Visualization API¶
The visualization module provides functions for visualizing segmentation results and spatial data.
Overview¶
The visualization module includes the following key functionalities:
- create_rgb_composite: Create an RGB composite image from multiple channels
- visualize_segmentation_overlay: Overlay segmentation results on an image
- visualize_cell_outlines: Visualize cell outlines on an image
- plot_cell_features: Plot cell features as a heatmap
- create_segmentation_animation: Create an animation of segmentation results
- LiveScanViewer: Interactive viewer for live segmentation results
Function Reference¶
def create_rgb_composite(image_data, channel_indices=(0, 1, 2), normalize=True):
"""
Create an RGB composite image from multiple channels.
Parameters
----------
image_data : ndarray
Multi-channel image data with shape (C, H, W)

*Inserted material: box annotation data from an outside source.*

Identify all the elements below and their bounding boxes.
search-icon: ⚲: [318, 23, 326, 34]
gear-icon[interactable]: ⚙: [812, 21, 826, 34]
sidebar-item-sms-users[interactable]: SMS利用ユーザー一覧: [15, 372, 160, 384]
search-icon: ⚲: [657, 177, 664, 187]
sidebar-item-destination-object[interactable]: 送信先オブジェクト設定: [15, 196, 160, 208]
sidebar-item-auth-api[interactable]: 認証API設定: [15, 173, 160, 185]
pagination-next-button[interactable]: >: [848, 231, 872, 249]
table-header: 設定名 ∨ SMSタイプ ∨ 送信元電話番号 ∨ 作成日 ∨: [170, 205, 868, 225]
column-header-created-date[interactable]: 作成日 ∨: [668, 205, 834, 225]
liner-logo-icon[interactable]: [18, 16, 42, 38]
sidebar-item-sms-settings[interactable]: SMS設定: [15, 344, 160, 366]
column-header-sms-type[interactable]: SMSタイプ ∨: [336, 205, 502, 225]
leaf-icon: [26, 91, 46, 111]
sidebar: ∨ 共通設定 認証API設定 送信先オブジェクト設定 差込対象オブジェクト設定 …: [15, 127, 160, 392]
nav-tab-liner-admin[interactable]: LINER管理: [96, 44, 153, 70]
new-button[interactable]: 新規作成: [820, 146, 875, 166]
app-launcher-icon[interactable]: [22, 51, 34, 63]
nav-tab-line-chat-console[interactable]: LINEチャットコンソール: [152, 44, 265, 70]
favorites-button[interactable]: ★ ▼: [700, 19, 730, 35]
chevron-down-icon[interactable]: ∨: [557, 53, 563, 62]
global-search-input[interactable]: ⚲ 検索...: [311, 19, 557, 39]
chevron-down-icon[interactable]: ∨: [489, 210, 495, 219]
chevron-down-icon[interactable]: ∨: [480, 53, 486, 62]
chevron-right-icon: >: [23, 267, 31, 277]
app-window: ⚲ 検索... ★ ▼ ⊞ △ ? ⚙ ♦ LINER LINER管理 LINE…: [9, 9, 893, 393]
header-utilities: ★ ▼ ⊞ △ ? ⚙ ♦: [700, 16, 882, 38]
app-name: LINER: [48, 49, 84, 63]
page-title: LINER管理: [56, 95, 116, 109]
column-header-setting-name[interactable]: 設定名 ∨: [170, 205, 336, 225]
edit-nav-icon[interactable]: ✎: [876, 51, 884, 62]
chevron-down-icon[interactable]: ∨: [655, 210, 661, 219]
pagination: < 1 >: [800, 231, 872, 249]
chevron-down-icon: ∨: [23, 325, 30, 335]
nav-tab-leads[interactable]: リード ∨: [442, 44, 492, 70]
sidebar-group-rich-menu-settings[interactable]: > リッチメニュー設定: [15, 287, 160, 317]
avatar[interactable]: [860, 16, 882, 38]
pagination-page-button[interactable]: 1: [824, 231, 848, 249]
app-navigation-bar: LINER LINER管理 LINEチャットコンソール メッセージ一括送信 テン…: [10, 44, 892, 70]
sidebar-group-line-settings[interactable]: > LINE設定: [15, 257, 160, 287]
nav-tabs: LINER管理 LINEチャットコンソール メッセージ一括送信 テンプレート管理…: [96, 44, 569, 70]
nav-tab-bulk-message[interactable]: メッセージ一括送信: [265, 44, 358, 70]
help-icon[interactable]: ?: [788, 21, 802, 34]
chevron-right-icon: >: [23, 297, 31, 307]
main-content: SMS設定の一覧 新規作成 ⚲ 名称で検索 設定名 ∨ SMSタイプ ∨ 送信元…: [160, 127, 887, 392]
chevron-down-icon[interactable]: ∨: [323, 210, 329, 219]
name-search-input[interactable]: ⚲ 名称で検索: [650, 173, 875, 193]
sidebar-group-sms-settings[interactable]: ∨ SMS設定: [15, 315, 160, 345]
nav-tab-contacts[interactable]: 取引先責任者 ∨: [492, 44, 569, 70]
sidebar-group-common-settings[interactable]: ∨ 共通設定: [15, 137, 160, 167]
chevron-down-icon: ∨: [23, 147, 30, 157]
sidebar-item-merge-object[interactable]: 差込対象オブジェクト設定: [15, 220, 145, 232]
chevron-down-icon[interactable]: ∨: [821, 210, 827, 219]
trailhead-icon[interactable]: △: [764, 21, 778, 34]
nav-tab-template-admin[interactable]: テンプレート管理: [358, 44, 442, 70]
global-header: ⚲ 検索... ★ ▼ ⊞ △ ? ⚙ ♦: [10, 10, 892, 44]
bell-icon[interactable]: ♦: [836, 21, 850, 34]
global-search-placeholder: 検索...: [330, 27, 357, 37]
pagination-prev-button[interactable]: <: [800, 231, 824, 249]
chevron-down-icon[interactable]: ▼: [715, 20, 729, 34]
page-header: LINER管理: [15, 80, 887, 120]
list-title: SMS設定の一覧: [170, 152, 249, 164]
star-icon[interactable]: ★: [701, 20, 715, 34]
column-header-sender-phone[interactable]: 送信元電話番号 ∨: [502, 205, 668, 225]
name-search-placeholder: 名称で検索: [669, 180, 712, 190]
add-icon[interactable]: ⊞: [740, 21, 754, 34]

channel_indices : tuple, optional
Indices of channels to use for RGB channels
normalize : bool, optional
Whether to normalize each channel
Returns
-------
ndarray
RGB composite image with shape (H, W, 3)
"""
pass
def visualize_segmentation_overlay(image, segmentation_mask, alpha=0.5, colors=None):
"""
Overlay segmentation results on an image.
Parameters
----------
image : ndarray
Background image
segmentation_mask : ndarray
Segmentation mask with unique IDs for each object
alpha : float, optional
Transparency of the overlay
colors : ndarray, optional
Color map for segmentation mask
Returns
-------
ndarray
Image with segmentation overlay
"""
pass
def visualize_cell_outlines(image, cell_outlines, color=(1, 0, 0), thickness=2):
"""
Visualize cell outlines on an image.
Parameters
----------
image : ndarray
Background image
cell_outlines : list
List of cell outline coordinates
color : tuple, optional
RGB color for outlines
thickness : int, optional
Thickness of outline lines
Returns
-------
ndarray
Image with cell outlines
"""
pass
def plot_cell_features(cell_data, feature_name, image=None, colormap='viridis'):
"""
Plot cell features as a heatmap.
Parameters
----------
cell_data : DataFrame
Cell data with coordinates and features
feature_name : str
Name of feature to plot
image : ndarray, optional
Background image
colormap : str, optional
Color map for heatmap
Returns
-------
matplotlib.figure.Figure
Figure with cell feature plot
"""
pass
def create_segmentation_animation(image_sequence, mask_sequence, output_path, fps=5):
"""
Create an animation of segmentation results.
Parameters
----------
image_sequence : list
List of background images
mask_sequence : list
List of segmentation masks
output_path : str
Path to save animation
fps : int, optional
Frames per second
Returns
-------
str
Path to saved animation
"""
pass
class LiveScanViewer:
"""
Interactive viewer for live segmentation results.
Parameters
----------
master : tkinter.Tk
Tkinter master window
full_scan_path : str
Path to full scan image
segmentation_history_dir : str
Directory containing segmentation history
tile_info_path : str
Path to tile information file
update_interval_ms : int, optional
Update interval in milliseconds
Methods
-------
start()
Start the viewer
update_views()
Update all views
show_next_segmentation()
Show next segmentation result
show_previous_segmentation()
Show previous segmentation result
"""
pass
Dependency Handling¶
The visualization module has several optional dependencies:
| Dependency | Required For | Fallback Behavior |
|---|---|---|
| matplotlib | All plotting functionality | Stub implementation with helpful error messages |
| OpenCV (cv2) | Image I/O and processing | Limited visualization capabilities |
| tkinter | Live Scan Viewer GUI | Command-line only interface |
| numpy | Data manipulation | Required dependency |
When a dependency is missing, SMINT will log a warning but continue to operate with limited functionality.